The tricky part is that this space or moment of true connection is not linear/intellectual but randomly shifting and mainly intuitive. We can not find it once and remain there, safely ignoring everything else as it requires constant awareness and interaction with all that is around and within us.  I can adjust my actions according to what I am learning on a daily basis by listening to others in the same way I should be listening to my children, my partner, my family. Here and now I can understand my responsibility for the ones that depend on me and honor and respect them as my extended family.

This is  the only way I can make sense of this world I find myself in. This is my perspective. It is not one that fits all and certainly not one that always comes easy to me. I make mistakes every day, miss important messages, mess up relationships, fall back into old patterns, exasperate myself (and others I am sure), and start again. Every day is a challenge and an adventure.

What I took out of this dialogue is our connection as family over our separateness as "other" in every life situation. In my life today it makes sense to employ people - and I hope to be able to sustain this attitude and extend it into respectful and caring interactions with everyone - this is my intention and my goal post.





1 comment:

http://woosterorworcester.wordpress.com/ said...
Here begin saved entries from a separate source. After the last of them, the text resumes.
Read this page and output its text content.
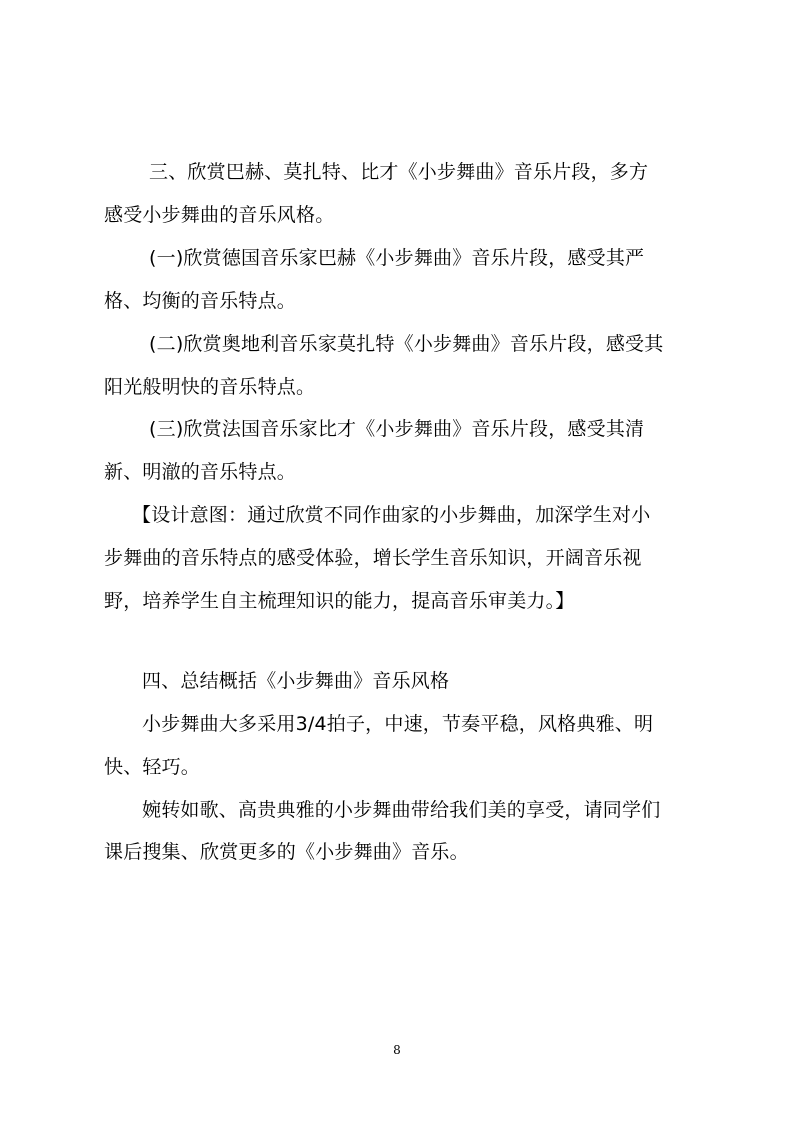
三、欣赏巴赫、莫扎特、比才《小步舞曲》音乐片段，多方
感受小步舞曲的音乐风格。
(一)欣赏德国音乐家巴赫《小步舞曲》音乐片段，感受其严
格、均衡的音乐特点。
(二)欣赏奥地利音乐家莫扎特《小步舞曲》音乐片段，感受其
阳光般明快的音乐特点。
(三)欣赏法国音乐家比才《小步舞曲》音乐片段，感受其清
新、明澈的音乐特点。
【设计意图：通过欣赏不同作曲家的小步舞曲，加深学生对小
步舞曲的音乐特点的感受体验，增长学生音乐知识，开阔音乐视
野，培养学生自主梳理知识的能力，提高音乐审美力。】
四、总结概括《小步舞曲》音乐风格
小步舞曲大多采用3/4拍子，中速，节奏平稳，风格典雅、明
快、轻巧。
婉转如歌、高贵典雅的小步舞曲带给我们美的享受，请同学们
课后搜集、欣赏更多的《小步舞曲》音乐。
8
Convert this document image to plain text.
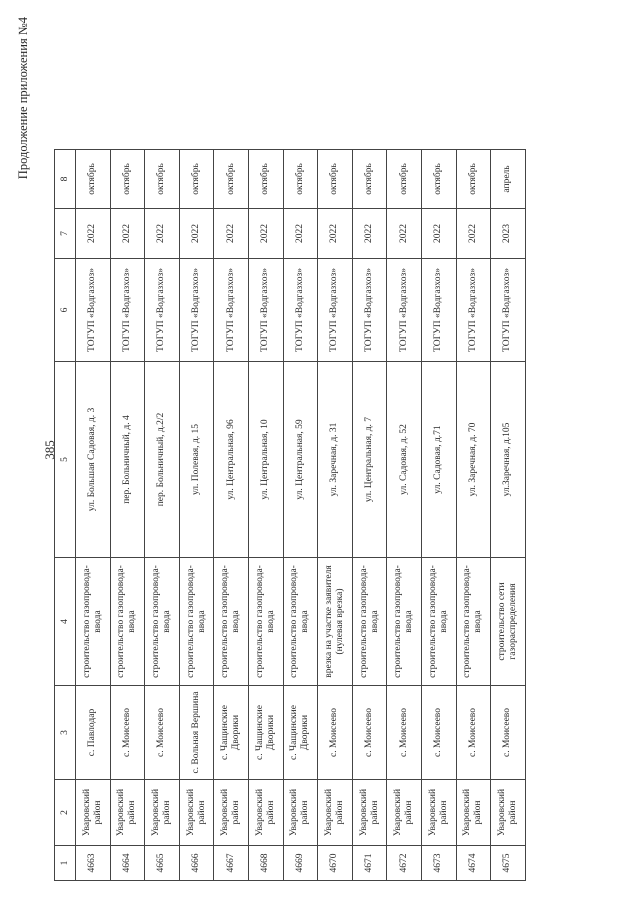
385
Продолжение приложения №4
1	2	3	4	5	6	7	8
4663	Уваровский район	с. Павлодар	строительство газопровода-ввода	ул. Большая Садовая, д. 3	ТОГУП «Водгазхоз»	2022	октябрь
4664	Уваровский район	с. Моисеево	строительство газопровода-ввода	пер. Больничный, д. 4	ТОГУП «Водгазхоз»	2022	октябрь
4665	Уваровский район	с. Моисеево	строительство газопровода-ввода	пер. Больничный, д.2/2	ТОГУП «Водгазхоз»	2022	октябрь
4666	Уваровский район	с. Вольная Вершина	строительство газопровода-ввода	ул. Полевая, д. 15	ТОГУП «Водгазхоз»	2022	октябрь
4667	Уваровский район	с. Чащинские Дворики	строительство газопровода-ввода	ул. Центральная, 96	ТОГУП «Водгазхоз»	2022	октябрь
4668	Уваровский район	с. Чащинские Дворики	строительство газопровода-ввода	ул. Центральная, 10	ТОГУП «Водгазхоз»	2022	октябрь
4669	Уваровский район	с. Чащинские Дворики	строительство газопровода-ввода	ул. Центральная, 59	ТОГУП «Водгазхоз»	2022	октябрь
4670	Уваровский район	с. Моисеево	врезка на участке заявителя (нулевая врезка)	ул. Заречная, д. 31	ТОГУП «Водгазхоз»	2022	октябрь
4671	Уваровский район	с. Моисеево	строительство газопровода-ввода	ул. Центральная, д. 7	ТОГУП «Водгазхоз»	2022	октябрь
4672	Уваровский район	с. Моисеево	строительство газопровода-ввода	ул. Садовая, д. 52	ТОГУП «Водгазхоз»	2022	октябрь
4673	Уваровский район	с. Моисеево	строительство газопровода-ввода	ул. Садовая, д.71	ТОГУП «Водгазхоз»	2022	октябрь
4674	Уваровский район	с. Моисеево	строительство газопровода-ввода	ул. Заречная, д. 70	ТОГУП «Водгазхоз»	2022	октябрь
4675	Уваровский район	с. Моисеево	строительство сети газораспределения	ул.Заречная, д.105	ТОГУП «Водгазхоз»	2023	апрель
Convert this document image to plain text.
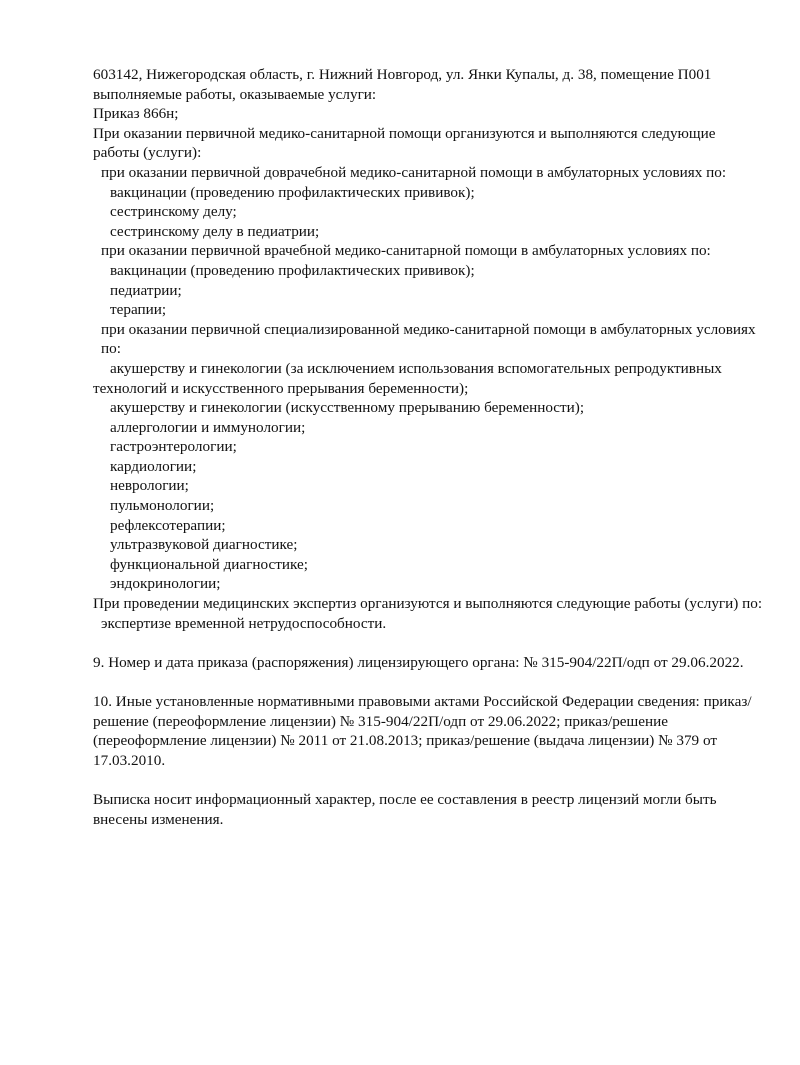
603142, Нижегородская область, г. Нижний Новгород, ул. Янки Купалы, д. 38, помещение П001
выполняемые работы, оказываемые услуги:
Приказ 866н;
При оказании первичной медико-санитарной помощи организуются и выполняются следующие работы (услуги):
при оказании первичной доврачебной медико-санитарной помощи в амбулаторных условиях по:
вакцинации (проведению профилактических прививок);
сестринскому делу;
сестринскому делу в педиатрии;
при оказании первичной врачебной медико-санитарной помощи в амбулаторных условиях по:
вакцинации (проведению профилактических прививок);
педиатрии;
терапии;
при оказании первичной специализированной медико-санитарной помощи в амбулаторных условиях по:
акушерству и гинекологии (за исключением использования вспомогательных репродуктивных технологий и искусственного прерывания беременности);
акушерству и гинекологии (искусственному прерыванию беременности);
аллергологии и иммунологии;
гастроэнтерологии;
кардиологии;
неврологии;
пульмонологии;
рефлексотерапии;
ультразвуковой диагностике;
функциональной диагностике;
эндокринологии;
При проведении медицинских экспертиз организуются и выполняются следующие работы (услуги) по:
экспертизе временной нетрудоспособности.
9. Номер и дата приказа (распоряжения) лицензирующего органа: № 315-904/22П/одп от 29.06.2022.
10. Иные установленные нормативными правовыми актами Российской Федерации сведения: приказ/решение (переоформление лицензии) № 315-904/22П/одп от 29.06.2022; приказ/решение (переоформление лицензии) № 2011 от 21.08.2013; приказ/решение (выдача лицензии) № 379 от 17.03.2010.
Выписка носит информационный характер, после ее составления в реестр лицензий могли быть внесены изменения.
As much as Western society may frown on it, employing domestic labor is a community service in third world countries. At the end of the day, people are crying for work, and you should feel privileged to have the financial resources to offer a job. The question becomes then in humanity. How is a person treated – are we caring for their human rights? Are we paying them a fair salary? Are we empowering them in other ways beyond giving them a salary –because more often than not, a domestic workers pay is not sufficient enough to cover school fees, or hospital bills. To argue from a standpoint of whiteness is inconsequential. In Kenya, Nigeria, Ghana, and many other African countries, the majority is black and they are the ones who will treat their domestic workers in the most unfair, inhumane way. In Asian countries, the problem is once again rampant. In India, employers treat domestic workers as slaves. It's a global issue and has little to do with whiteness. Privilege, yes. Human rights, yes. Let's not get caught up in the murk. Not everything is about racism.